During the breakfast pre-panel discussion, a few of us were sitting around and discussing IDN Top Level Domains (TLDs). Normally, such debates goes no where but surprisingly, we actually got some agreement this time!
The first thing we note is that there is no perfect solution. Every proposals has some problems – it does not work with ccTLD; it breaks gTLD; it does not handle minority languages/scripts; it has collision with other languages; etc. So we should just try to find a solution which has the least amount of pain, so long it works, can scale and can be implemented reasonably.
Another thing to note is that gTLD, sTLD and ccTLD are very different from one another. It is unlikely we can find a solution that works for all type TLD. We should tackle them individually and differently.We agreed we should start with IDN ccTLD1 because we have no dispute who should be the operators of IDN ccTLD and we aren’t creating new SOA (Start-of-Authority). ccTLD operators are also close to their community hence in the best position to know what and how to provide IDNs to their users.
The idea of IDN ccTLD scared a lot of ICANN people – Imaging 240 ccTLD multiple by 2000+ languages, that’s 4m+ TLDs all in the root zone file. However, this is similar to saying we have 37 LDH (letters-digits-hypen) and 255 possible labels, and we could potentially nearly 38^255-1 TLDs! Wow.
The reality is that no ccTLD in the world is going to ask 2000 languages; Most will ask only one or at most, a handful like India. (See List of Official Languages).
Another often cited reason for not able to do IDN ccTLD is the lack of equivalent translated ISO 3166-1 alpha-2 code. While there are translation of ISO 3166-1 available, it is translated per-Member State, ie, there isn’t an definite authoritive list, and no translation for alpha-2 codes which is what we use in ccTLD.
And don’t wait for it – it aren’t going to happen in any reasonable amount of time. Instead, think of a open transparent process – set rules and requirements and layout procedure for obtaining IDN ccTLD. And the following are the rough idea of what we agreed upon:
1. Applicant must be existing ccTLD operator (with demostrated IDN capability).
2. IDN ccTLD proposed must be a “major” language2 in the region.
3. Applications to be published on ICANN website for X days for public comments and official objections.
4. Official objections must be valid and relevant to the application and can only be filed by other TLD operators.
5. In case of conflict, application will be put on hold while parties work out their differences.
The advantage of such procedure is that it allows non-controvisal IDN ccTLD to proceed. It allows those who want it, need it, most to get them and proceed while not held hostage by other special interest.
It is also unlikely we will create a lot of IDN ccTLD through this process initally. There are probabaly 20 ccTLD which IDN capability today, and of which, half of them (like .de, .fr etc) have no interest in IDN ccTLD. I would be surprise to see more then 10 IDN ccTLD created via this mechanism.

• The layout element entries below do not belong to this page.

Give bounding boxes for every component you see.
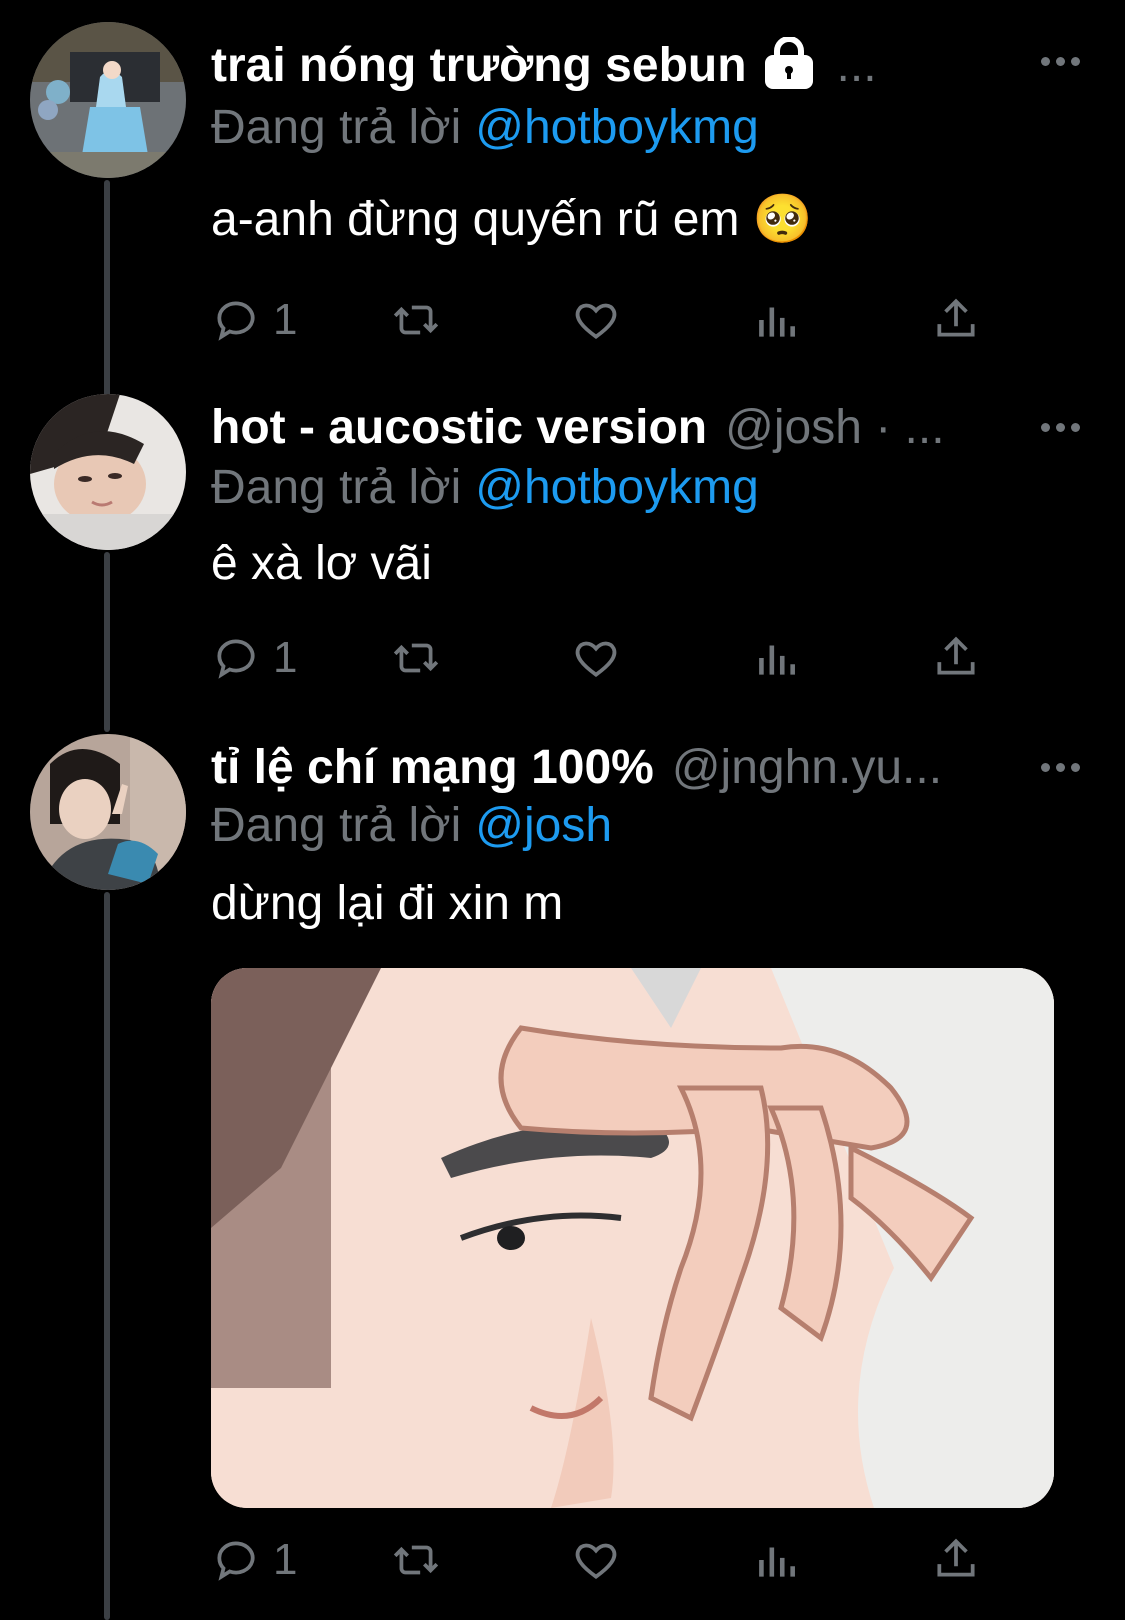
mention-link[interactable]: @hotboykmg — [475, 101, 759, 154]
action-bar: 1 — [211, 628, 1001, 688]
thread-line — [104, 892, 110, 1620]
username[interactable]: @jnghn.yu... — [672, 740, 942, 795]
display-name[interactable]: tỉ lệ chí mạng 100% — [211, 740, 654, 795]
action-bar: 1 — [211, 1530, 1001, 1590]
tweet-media-image[interactable] — [211, 968, 1054, 1508]
tweet-header: hot - aucostic version @josh · ... — [211, 396, 1095, 458]
tweet-text: a-anh đừng quyến rũ em 🥺 — [211, 193, 813, 246]
like-button[interactable] — [571, 295, 751, 345]
reply-count: 1 — [273, 295, 298, 344]
lock-icon — [761, 36, 817, 93]
replying-to-label: Đang trả lời — [211, 101, 462, 154]
tweet-header: trai nóng trường sebun ... — [211, 34, 1095, 96]
avatar-person-peace-sign-image — [30, 734, 186, 890]
views-button[interactable] — [751, 295, 931, 345]
mention-link[interactable]: @josh — [475, 799, 612, 852]
avatar-elsa-statue-image — [30, 22, 186, 178]
views-icon — [759, 645, 795, 675]
retweet-button[interactable] — [391, 1535, 571, 1585]
views-icon — [759, 307, 795, 337]
like-icon — [575, 303, 617, 339]
share-icon — [937, 1538, 975, 1577]
cartoon-face-image — [211, 968, 1054, 1508]
share-icon — [937, 298, 975, 337]
replying-to: Đang trả lời @hotboykmg — [211, 458, 1095, 518]
share-button[interactable] — [931, 295, 1001, 345]
avatar-girl-lying-image — [30, 394, 186, 550]
retweet-icon — [393, 1545, 439, 1575]
thread-line — [104, 552, 110, 732]
reply-icon — [217, 1541, 255, 1581]
avatar[interactable] — [30, 734, 186, 890]
replying-to-label: Đang trả lời — [211, 799, 462, 852]
display-name[interactable]: hot - aucostic version — [211, 400, 707, 455]
mention-link[interactable]: @hotboykmg — [475, 461, 759, 514]
thread-line — [104, 180, 110, 400]
more-icon[interactable] — [1041, 420, 1081, 434]
action-bar: 1 — [211, 290, 1001, 350]
like-icon — [575, 1543, 617, 1579]
reply-button[interactable]: 1 — [211, 1535, 391, 1585]
retweet-icon — [393, 305, 439, 335]
tweet-text: dừng lại đi xin m — [211, 877, 564, 930]
truncation-ellipsis: ... — [836, 38, 877, 92]
tweet-text: ê xà lơ vãi — [211, 537, 432, 590]
avatar[interactable] — [30, 394, 186, 550]
reply-icon — [217, 639, 255, 679]
share-button[interactable] — [931, 633, 1001, 683]
views-button[interactable] — [751, 633, 931, 683]
replying-to: Đang trả lời @hotboykmg — [211, 98, 1095, 158]
username[interactable]: @josh · ... — [725, 400, 944, 455]
display-name[interactable]: trai nóng trường sebun — [211, 38, 747, 93]
share-icon — [937, 636, 975, 675]
retweet-button[interactable] — [391, 295, 571, 345]
reply-count: 1 — [273, 633, 298, 682]
replying-to-label: Đang trả lời — [211, 461, 462, 514]
reply-button[interactable]: 1 — [211, 295, 391, 345]
retweet-icon — [393, 643, 439, 673]
replying-to: Đang trả lời @josh — [211, 796, 1095, 856]
views-icon — [759, 1547, 795, 1577]
reply-count: 1 — [273, 1535, 298, 1584]
reply-icon — [217, 301, 255, 341]
retweet-button[interactable] — [391, 633, 571, 683]
like-button[interactable] — [571, 633, 751, 683]
views-button[interactable] — [751, 1535, 931, 1585]
avatar[interactable] — [30, 22, 186, 178]
share-button[interactable] — [931, 1535, 1001, 1585]
reply-button[interactable]: 1 — [211, 633, 391, 683]
tweet-header: tỉ lệ chí mạng 100% @jnghn.yu... — [211, 736, 1095, 798]
like-button[interactable] — [571, 1535, 751, 1585]
like-icon — [575, 641, 617, 677]
more-icon[interactable] — [1041, 54, 1081, 68]
more-icon[interactable] — [1041, 760, 1081, 774]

The disadvantage is this process does not deal with minority languages. That’s why we need to look at IDN sTLD as a process to fill this gap. Catalan proposed .cat, for example, would be a good start. And if ICANN wants to be even more prudent, by all means impose further restriction, such as imposing trial phase (for a period of time) and limit number of such IDN ccTLD to release initially.
[I made a presentation on this at the IDN policy panel @ ICANN]
1 This is not to suggest we don’t do IDN gTLD and IDN sTLD. We need to work on different rules for those.
2 “major” could be defined as official language or spoken by majority.